I detenuti marocchini hanno su tutti il primato: sono 4.714. Il prefetto Antonio Manganelli, Capo della Polizia, spiegava sabato che come la mafia è stata l’emergenza degli Anni 90, così oggi la questione criminale legata all’immigrazione clandestina rappresenta la nuova emergenza: «Un terzo dei reati è commesso da clandestini. Il rapporto fra reati e clandestinità è pari al 60-70%, in certe parti del Paese». Come dire: il clandestino commette il 60% dei reati. Una grande confusione regna sotto il cielo degli stranieri in Italia. Secondo l’Istat, agli inizi del 2008 erano 3.433.000 quelli regolari e residenti nel Paese. Mezzo milione in più rispetto a due anni prima. Per la Caritas, gli stranieri sono 4 milioni. Insomma, su 15 cittadini, uno è straniero. Addirittura, uno straniero ogni dieci lavoratori. Nel marzo scorso, il ministero del Lavoro ha distribuito le quote del decreto flussi del 2008: 150.000 nuovi permessi. Ma ancora mezzo milione di famiglie e imprese italiane aspettano risposte alle domande dei flussi d’ingresso.

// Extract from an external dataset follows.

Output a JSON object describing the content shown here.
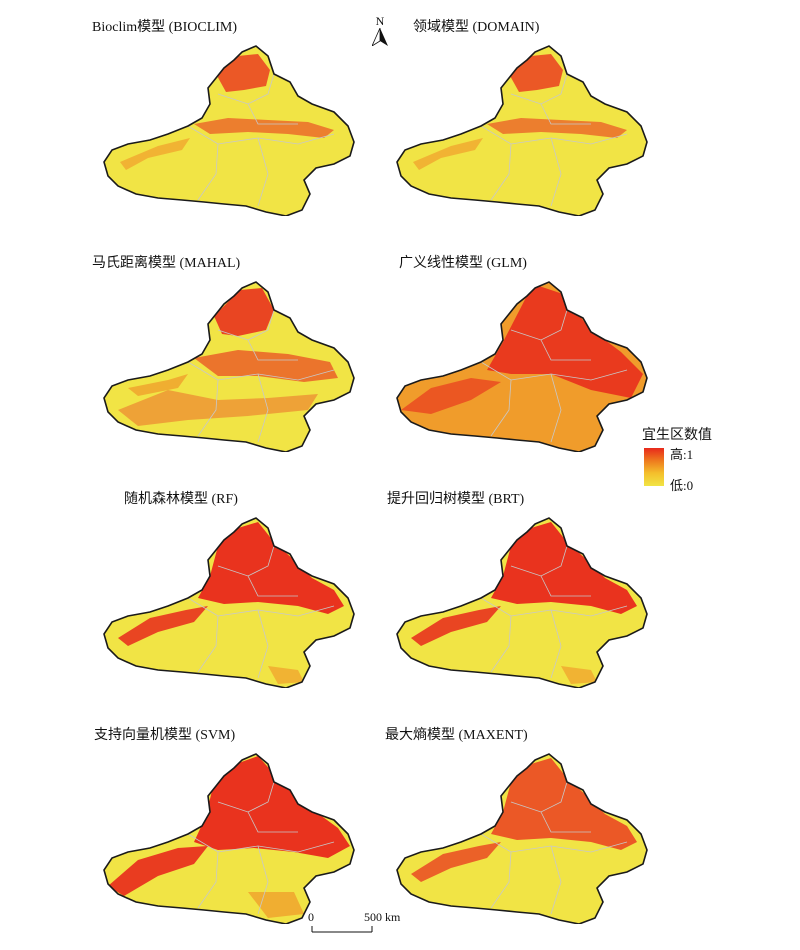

Due anni fa ne furono presentate 700.000: 130.000 sono state accolte, 70.000 respinte. Le altre 500.000, appunto, aspettano ancora una risposta. Teoricamente, si tratta di domande per poter assumere cittadini extracomunitari che aspettano nei loro paesi d’origine il semaforo verde per poter venire a lavorare in Italia. In realtà, sono qui da anni. Lavorano, creano ricchezza, soddisfano le esigenze delle famiglie (colf e badanti). Ma adesso - quando sarà approvato il pacchetto sicurezza che prevede anche il reato di clandestinità - se pizzicati dalle forze di polizia, come ha assicurato il sottosegretario Alfredo Mantovano, saranno espulsi.